亀はまたさっきのようにわたしたちに向かって上がろうとするように、首を上へ伸ばして、前足を空振りさせる。


「なにを言いたいの?どうしたの?」とあまりにも不思議なので、つい声だして問うてみた。
今まで見た亀は、結構人間を避けてるようだし、餌をほしい時は来るにしても、すぐ逃げていくのが私たちの知ってる“亀”なんだけどね。


「ふみ、この亀さんどうしたんだろうね。あっ、ふみを乗せて竜宮城へ連れて行ってあげたいんじゃない?」
(ふみは浦島太郎の物語が大好きで、♪竜宮城へ来て見れば、絵にも描けない美ししゃ〜とよく歌うのである)
「イヤだよ、行かないっ」とふみはあっさりと。

「あ、わかった。

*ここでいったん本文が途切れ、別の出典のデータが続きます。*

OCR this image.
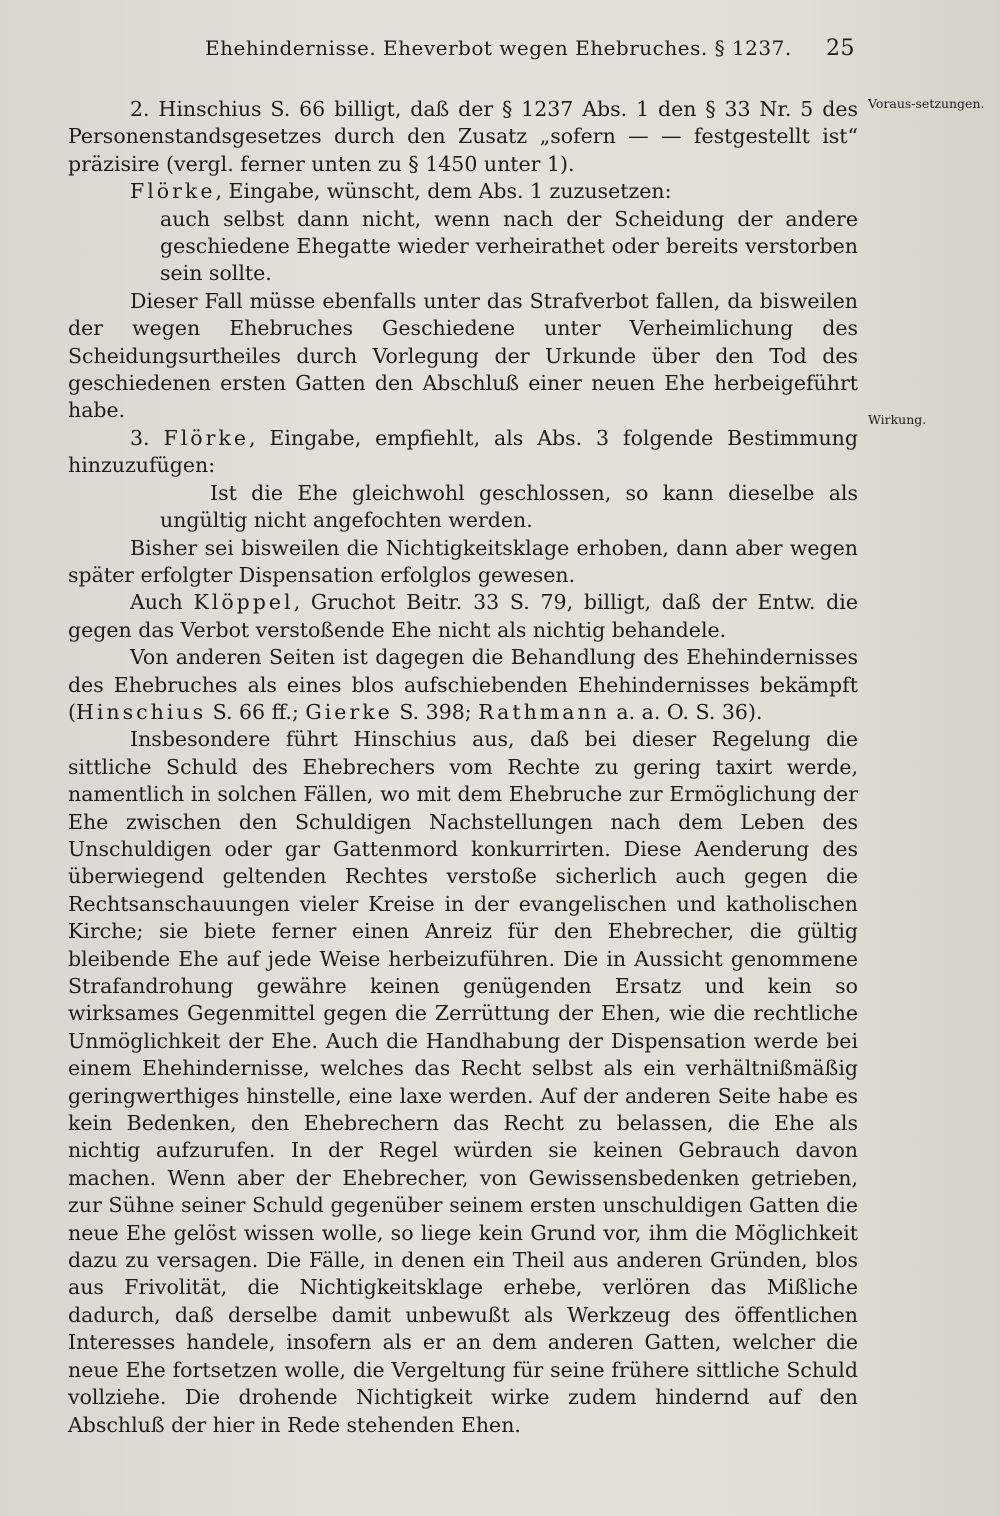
Ehehindernisse. Eheverbot wegen Ehebruches. § 1237. 25
Voraus-setzungen.
Wirkung.

2. Hinschius S. 66 billigt, daß der § 1237 Abs. 1 den § 33 Nr. 5 des Personenstandsgesetzes durch den Zusatz „sofern — — festgestellt ist“ präzisire (vergl. ferner unten zu § 1450 unter 1).

Flörke, Eingabe, wünscht, dem Abs. 1 zuzusetzen:

auch selbst dann nicht, wenn nach der Scheidung der andere geschiedene Ehegatte wieder verheirathet oder bereits verstorben sein sollte.

Dieser Fall müsse ebenfalls unter das Strafverbot fallen, da bisweilen der wegen Ehebruches Geschiedene unter Verheimlichung des Scheidungsurtheiles durch Vorlegung der Urkunde über den Tod des geschiedenen ersten Gatten den Abschluß einer neuen Ehe herbeigeführt habe.

3. Flörke, Eingabe, empfiehlt, als Abs. 3 folgende Bestimmung hinzuzufügen:

Ist die Ehe gleichwohl geschlossen, so kann dieselbe als ungültig nicht angefochten werden.

Bisher sei bisweilen die Nichtigkeitsklage erhoben, dann aber wegen später erfolgter Dispensation erfolglos gewesen.

Auch Klöppel, Gruchot Beitr. 33 S. 79, billigt, daß der Entw. die gegen das Verbot verstoßende Ehe nicht als nichtig behandele.

Von anderen Seiten ist dagegen die Behandlung des Ehehindernisses des Ehebruches als eines blos aufschiebenden Ehehindernisses bekämpft (Hinschius S. 66 ff.; Gierke S. 398; Rathmann a. a. O. S. 36).

Insbesondere führt Hinschius aus, daß bei dieser Regelung die sittliche Schuld des Ehebrechers vom Rechte zu gering taxirt werde, namentlich in solchen Fällen, wo mit dem Ehebruche zur Ermöglichung der Ehe zwischen den Schuldigen Nachstellungen nach dem Leben des Unschuldigen oder gar Gattenmord konkurrirten. Diese Aenderung des überwiegend geltenden Rechtes verstoße sicherlich auch gegen die Rechtsanschauungen vieler Kreise in der evangelischen und katholischen Kirche; sie biete ferner einen Anreiz für den Ehebrecher, die gültig bleibende Ehe auf jede Weise herbeizuführen. Die in Aussicht genommene Strafandrohung gewähre keinen genügenden Ersatz und kein so wirksames Gegenmittel gegen die Zerrüttung der Ehen, wie die rechtliche Unmöglichkeit der Ehe. Auch die Handhabung der Dispensation werde bei einem Ehehindernisse, welches das Recht selbst als ein verhältnißmäßig geringwerthiges hinstelle, eine laxe werden. Auf der anderen Seite habe es kein Bedenken, den Ehebrechern das Recht zu belassen, die Ehe als nichtig aufzurufen. In der Regel würden sie keinen Gebrauch davon machen. Wenn aber der Ehebrecher, von Gewissensbedenken getrieben, zur Sühne seiner Schuld gegenüber seinem ersten unschuldigen Gatten die neue Ehe gelöst wissen wolle, so liege kein Grund vor, ihm die Möglichkeit dazu zu versagen. Die Fälle, in denen ein Theil aus anderen Gründen, blos aus Frivolität, die Nichtigkeitsklage erhebe, verlören das Mißliche dadurch, daß derselbe damit unbewußt als Werkzeug des öffentlichen Interesses handele, insofern als er an dem anderen Gatten, welcher die neue Ehe fortsetzen wolle, die Vergeltung für seine frühere sittliche Schuld vollziehe. Die drohende Nichtigkeit wirke zudem hindernd auf den Abschluß der hier in Rede stehenden Ehen.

ふみちゃんに、僕を連れて帰ってよ、って言ってるんじゃないの?どうするふみ?」
するとふみは、その亀に向かって、
「あ、な、た、は、川にいなさいっ!」と言った。

思わん言葉に、びっくりした。
へぇ〜予想付かなかったね。なにしろ“亀しゃん”が大好きなふみがだよ。どうしちゃったのかしらね。

前世はどんなご関係なんでしょう。
ふみのことを裏切って、罰当たってこの世では人間ではなく、亀になって、ふみをずっと待ってた。ようやくふみが現れ、慌ててお許しを求め、そうしたら生まれ変わって人間になれる… かな。

と想像しているうちに、ふみは何にもなかったように、田圃を覗いてる。


亀がちょっとかわいそうになってきた。
亀さんもうあやまってるんじゃないか、もう許してあげたらどうです、ふみ?


まあ、亀はんも亀はんよ、そりゃまだ人間やないけどな、でもな、亀は人間よりずっとええなと思う人間かて、おるどすえ〜


「はい、ママにおみやげ!」とふみは、このちいちゃいお花を渡してくれた。




こちらはシャガ畑。


シャガは好きな花。



この画面は、小さい時よく読んだ「唐詩三百首」という本の挿絵の一枚にそっくり。



こんな固くなった土の道も、小さい時はよく歩いたわ〜

滑ったりするもんね。


今度は睡蓮の池。絵になるわ。



道をちょっと迷ってしまった。苦手な地図を研究したり、人に尋ねたり、この小さい山を越え、あ〜よかった。入口の近くなんだ。

「山窮水尽疑無路、柳暗花明又一村」だね。


緑・緑・緑


さようなら。




今日もらったパンフレットで初めて知った。後楽園の名は、中国の范仲淹の「岳陽楼記」の中の、
「天下の憂いに先だって憂い、天下の楽しみに後れて楽しむ」から名付けられたことを。